The man, who is in his 30s, sustained a brain injury at work, suffers from depression, lacks self-confidence, and is unable to work, a report from the Health and Disability Commission says.

He was referred by ACC to a rehabilitation service for a 12-week Training for Independence programme, including occupational therapy to help him return to work, as well as developing resilience and coping mechanisms.

The man was assigned a registered occupational therapist, but within the first few weeks of the programme, the pair began exchanging "personal and intimate" text messages.

Communication escalated between the pair and developed into physical contact during appointments.
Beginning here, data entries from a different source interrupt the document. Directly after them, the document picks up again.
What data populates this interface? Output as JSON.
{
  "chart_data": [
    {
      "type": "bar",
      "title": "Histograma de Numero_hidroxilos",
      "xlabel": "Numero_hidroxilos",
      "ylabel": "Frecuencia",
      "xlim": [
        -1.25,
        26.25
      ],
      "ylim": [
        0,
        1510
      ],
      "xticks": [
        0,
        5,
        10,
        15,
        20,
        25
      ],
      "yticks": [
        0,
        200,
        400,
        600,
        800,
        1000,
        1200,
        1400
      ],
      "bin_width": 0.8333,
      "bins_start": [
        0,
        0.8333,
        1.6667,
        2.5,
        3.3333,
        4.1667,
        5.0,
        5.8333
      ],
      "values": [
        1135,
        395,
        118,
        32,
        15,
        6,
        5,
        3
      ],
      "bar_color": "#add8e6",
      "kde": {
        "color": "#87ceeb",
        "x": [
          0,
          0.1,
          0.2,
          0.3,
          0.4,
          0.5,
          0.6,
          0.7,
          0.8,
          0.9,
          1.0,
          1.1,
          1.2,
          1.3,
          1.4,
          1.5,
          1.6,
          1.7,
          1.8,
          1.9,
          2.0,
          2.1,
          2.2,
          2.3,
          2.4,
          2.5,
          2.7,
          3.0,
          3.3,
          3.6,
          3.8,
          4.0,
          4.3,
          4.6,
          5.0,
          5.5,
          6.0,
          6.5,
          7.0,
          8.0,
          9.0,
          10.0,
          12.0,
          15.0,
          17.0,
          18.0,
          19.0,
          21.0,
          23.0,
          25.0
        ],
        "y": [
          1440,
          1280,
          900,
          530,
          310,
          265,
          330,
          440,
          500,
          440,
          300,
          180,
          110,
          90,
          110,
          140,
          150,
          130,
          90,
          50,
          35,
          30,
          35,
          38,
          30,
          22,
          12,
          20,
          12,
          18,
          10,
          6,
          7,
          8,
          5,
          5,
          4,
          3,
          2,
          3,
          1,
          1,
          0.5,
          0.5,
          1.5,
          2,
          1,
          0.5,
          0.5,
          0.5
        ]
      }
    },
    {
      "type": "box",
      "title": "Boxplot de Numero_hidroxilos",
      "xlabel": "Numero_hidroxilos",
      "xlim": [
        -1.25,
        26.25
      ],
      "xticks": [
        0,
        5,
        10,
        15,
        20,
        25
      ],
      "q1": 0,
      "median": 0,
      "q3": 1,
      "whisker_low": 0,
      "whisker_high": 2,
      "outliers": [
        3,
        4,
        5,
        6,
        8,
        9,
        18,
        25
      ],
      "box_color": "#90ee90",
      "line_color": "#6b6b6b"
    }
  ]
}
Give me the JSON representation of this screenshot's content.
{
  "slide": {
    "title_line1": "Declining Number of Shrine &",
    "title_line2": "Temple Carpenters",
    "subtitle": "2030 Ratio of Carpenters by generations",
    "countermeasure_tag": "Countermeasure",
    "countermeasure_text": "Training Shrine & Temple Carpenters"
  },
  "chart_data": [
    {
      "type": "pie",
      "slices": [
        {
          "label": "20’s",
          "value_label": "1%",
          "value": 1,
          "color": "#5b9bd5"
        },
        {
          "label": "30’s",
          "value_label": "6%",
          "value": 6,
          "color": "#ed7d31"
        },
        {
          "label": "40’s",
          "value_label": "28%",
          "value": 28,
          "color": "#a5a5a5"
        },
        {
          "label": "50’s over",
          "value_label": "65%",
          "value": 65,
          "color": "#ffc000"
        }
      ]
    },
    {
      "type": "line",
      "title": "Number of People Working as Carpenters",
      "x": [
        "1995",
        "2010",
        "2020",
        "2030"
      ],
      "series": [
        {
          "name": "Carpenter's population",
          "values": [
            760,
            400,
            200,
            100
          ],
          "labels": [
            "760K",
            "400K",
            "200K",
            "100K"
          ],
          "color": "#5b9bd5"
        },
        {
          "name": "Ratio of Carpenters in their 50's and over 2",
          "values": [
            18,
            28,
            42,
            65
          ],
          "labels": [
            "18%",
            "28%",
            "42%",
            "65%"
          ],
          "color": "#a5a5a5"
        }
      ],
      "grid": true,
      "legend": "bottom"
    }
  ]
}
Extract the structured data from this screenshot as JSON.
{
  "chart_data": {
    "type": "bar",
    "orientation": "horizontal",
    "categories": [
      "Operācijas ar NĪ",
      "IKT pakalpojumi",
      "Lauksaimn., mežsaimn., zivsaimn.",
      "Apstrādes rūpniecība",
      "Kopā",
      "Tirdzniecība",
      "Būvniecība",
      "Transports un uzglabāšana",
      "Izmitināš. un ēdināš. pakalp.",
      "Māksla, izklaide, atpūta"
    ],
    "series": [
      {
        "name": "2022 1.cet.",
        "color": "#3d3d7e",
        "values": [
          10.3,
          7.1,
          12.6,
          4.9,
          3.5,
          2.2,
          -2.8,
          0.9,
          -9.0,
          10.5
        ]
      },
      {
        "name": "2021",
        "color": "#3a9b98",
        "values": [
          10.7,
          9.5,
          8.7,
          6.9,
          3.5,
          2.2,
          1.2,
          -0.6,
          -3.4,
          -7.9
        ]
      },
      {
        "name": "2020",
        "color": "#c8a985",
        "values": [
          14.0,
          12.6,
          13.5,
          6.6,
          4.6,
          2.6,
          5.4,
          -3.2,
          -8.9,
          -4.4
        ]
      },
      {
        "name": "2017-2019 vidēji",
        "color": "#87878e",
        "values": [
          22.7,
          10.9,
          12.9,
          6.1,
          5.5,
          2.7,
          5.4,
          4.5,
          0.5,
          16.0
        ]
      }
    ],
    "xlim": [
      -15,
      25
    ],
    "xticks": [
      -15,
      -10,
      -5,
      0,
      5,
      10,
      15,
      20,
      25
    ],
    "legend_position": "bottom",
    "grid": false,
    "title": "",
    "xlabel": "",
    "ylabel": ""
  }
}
Their relationship ended after the 12-week programme finished.

The duo's relationship was later discovered by a colleague of the occupational therapist.

Deputy Health and Disability commissioner Vanessa Caldwell says the occupational therapist failed to comply with professional, ethical, and other relevant standards.

"The maintenance of professional boundaries is an integral part of the provision of health services," she says.

"The difficulties the man was facing, as well as physical and mental health concerns, increased his vulnerability.

"By sending inappropriate text message communications, entering into an intimate relationship, and engaging in physical sexual contact with the man, the occupational therapist failed to maintain appropriate professional boundaries set out in the rehabilitation service Code of Conduct and the Occupational Therapy Board of New Zealand's Code of Ethics and Professional Boundaries Guide."

Caldwell recommends the occupational therapist complete further training relating to the management of boundaries and reapplies for her annual practising certificate. She also recommends that she gives a written apology to the man.

Caldwell also recommends the Occupational Therapy Board consider whether the occupational therapist should undertake a competency review and further training should she register for an annual practising certificate.